In other words if you have this piece of code (or something similar) somewhere in your view controller, you probably need to consider using this pattern.

self.navigationController?.pushViewController(someViewController, animated: true)

View controllers will get tightly coupled when the view controllers themselves decide the next view controller to push into self.navigationController. With this approach the codebase will be hard to change and maintain, and the view controllers are almost impossible to reuse.

Coordinator can easily solve this problem

Coordinator is responsible for managing a group of view controllers, and it will take care of the flow logic (flow is a group of screens with similar purpose e.g. registration). It handles navigation flow, and responsible for creating and configure view controllers.

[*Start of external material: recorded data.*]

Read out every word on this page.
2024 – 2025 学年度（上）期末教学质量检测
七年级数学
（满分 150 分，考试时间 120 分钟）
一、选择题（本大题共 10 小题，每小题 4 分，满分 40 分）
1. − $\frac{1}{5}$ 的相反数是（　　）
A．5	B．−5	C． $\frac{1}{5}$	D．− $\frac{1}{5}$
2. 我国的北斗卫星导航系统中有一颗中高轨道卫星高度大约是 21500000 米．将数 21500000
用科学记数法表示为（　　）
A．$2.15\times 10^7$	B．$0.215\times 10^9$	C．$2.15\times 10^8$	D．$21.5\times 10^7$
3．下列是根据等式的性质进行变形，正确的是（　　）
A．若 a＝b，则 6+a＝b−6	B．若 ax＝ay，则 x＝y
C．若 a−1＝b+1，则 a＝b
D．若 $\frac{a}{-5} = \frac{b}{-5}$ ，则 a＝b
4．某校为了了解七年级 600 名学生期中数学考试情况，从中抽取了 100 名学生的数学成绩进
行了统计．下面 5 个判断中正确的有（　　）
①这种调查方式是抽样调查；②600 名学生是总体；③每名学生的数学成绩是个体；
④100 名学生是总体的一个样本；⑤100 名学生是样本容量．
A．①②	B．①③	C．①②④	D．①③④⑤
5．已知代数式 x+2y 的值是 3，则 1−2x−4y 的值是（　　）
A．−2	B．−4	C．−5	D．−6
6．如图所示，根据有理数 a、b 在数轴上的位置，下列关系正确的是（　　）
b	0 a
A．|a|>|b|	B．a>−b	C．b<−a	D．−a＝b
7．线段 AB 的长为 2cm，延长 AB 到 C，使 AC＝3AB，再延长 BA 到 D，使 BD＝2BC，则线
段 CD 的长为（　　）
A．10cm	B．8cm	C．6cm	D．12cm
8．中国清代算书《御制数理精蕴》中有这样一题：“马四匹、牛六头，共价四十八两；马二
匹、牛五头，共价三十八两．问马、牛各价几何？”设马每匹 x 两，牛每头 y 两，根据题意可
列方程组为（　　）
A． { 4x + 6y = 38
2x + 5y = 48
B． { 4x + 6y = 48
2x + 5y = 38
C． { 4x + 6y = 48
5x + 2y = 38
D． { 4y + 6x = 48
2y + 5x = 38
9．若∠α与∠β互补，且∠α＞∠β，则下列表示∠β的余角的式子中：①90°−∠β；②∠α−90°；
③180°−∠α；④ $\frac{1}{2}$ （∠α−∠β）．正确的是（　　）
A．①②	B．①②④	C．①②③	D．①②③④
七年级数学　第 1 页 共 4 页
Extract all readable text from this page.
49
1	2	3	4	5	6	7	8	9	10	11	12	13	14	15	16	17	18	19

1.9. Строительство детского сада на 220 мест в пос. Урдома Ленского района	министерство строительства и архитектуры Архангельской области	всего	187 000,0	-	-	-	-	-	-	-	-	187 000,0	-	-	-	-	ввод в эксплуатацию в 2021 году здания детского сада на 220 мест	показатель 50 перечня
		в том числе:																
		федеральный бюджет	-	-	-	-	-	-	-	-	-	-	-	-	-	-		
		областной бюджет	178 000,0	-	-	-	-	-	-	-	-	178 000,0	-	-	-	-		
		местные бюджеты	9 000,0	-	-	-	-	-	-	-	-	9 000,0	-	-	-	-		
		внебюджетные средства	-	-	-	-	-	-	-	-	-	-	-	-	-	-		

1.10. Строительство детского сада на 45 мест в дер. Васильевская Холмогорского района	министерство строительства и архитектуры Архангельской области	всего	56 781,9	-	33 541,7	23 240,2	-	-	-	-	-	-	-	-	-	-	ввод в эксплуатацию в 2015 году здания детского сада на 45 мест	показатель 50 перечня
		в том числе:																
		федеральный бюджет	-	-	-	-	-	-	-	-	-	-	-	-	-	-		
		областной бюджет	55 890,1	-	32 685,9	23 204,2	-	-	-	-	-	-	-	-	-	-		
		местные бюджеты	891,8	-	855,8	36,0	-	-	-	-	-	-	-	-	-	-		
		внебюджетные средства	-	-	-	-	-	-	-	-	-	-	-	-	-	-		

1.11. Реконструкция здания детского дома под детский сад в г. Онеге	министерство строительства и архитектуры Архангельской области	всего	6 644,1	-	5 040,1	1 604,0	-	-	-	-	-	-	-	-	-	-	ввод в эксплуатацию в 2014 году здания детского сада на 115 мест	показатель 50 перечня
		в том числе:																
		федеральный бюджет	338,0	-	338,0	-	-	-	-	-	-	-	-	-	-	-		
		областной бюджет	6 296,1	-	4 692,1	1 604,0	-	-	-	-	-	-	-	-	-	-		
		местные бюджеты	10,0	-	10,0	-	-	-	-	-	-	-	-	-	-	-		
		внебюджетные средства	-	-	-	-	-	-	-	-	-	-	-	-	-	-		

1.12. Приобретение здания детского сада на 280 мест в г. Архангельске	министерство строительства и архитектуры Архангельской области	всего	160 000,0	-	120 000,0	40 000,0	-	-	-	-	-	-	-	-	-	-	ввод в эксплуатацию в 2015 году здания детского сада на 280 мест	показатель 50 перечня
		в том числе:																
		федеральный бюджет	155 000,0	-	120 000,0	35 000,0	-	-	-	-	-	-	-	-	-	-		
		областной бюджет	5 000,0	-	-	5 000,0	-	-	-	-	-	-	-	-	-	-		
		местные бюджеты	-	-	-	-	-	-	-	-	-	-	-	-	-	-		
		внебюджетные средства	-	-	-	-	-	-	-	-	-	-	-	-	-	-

The main advantage of using coordinators is that it helps us to remove this responsibility from the view controllers. This is more elegant and clean way to handle the presentation of UIViewControllers. The Coordinator is in charge of creating the navigation controller and any of the child view controllers. The view controllers then are completely independent and have no knowledge of the context in which they are used, improving their reusability & testing.

Show me some code

Coordinator Protocol:
All Coordinators have to conform to a protocol:

protocol Coordinator: class {
func start()
}

This let us separate the coordinator’s initialization from starting its work. It help us create it however we want, and only start it when we’re ready.

public class AuthCoordinator: Coordinator {
private let navigationController: UINavigationController

public init(navigationController: UINavigationController) {
self.navigationController = navigationController
}
public func start() {
if login {
showDashboard()
} else {
showAuthentication()
}
}
private func showDashboard() {
let dashboardViewController = DashboardViewController()
dashboardViewController.delegate = self
self.navigationController.setViewControllers([dashboardViewController], animated: true)
}
private func showAuthentication() {
let loginViewController = LoginViewController()
loginViewController.delegate = self
self.navigationController.setViewControllers([loginViewController], animated: true)
}
}

So you just saw how easy you can make a coordinator for your app. Soroush made a great introduction of this pattern for iOS platform. Here is a paragraph from his blog post:

Ultimately, coordinators are just an organizational pattern. There’s no library you can use for coordinators because they’re so simple. There’s no pod you can install and nothing to subclass from. There’s not even really a protocol to conform to. Rather than being a weakness, this is a strength of using a pattern like coordinators: it’s just your code, with no dependencies.

Coordinators are very easy to use and implement, they can have huge impact on cleaning the code base and make the view controllers more loosely couple from each other.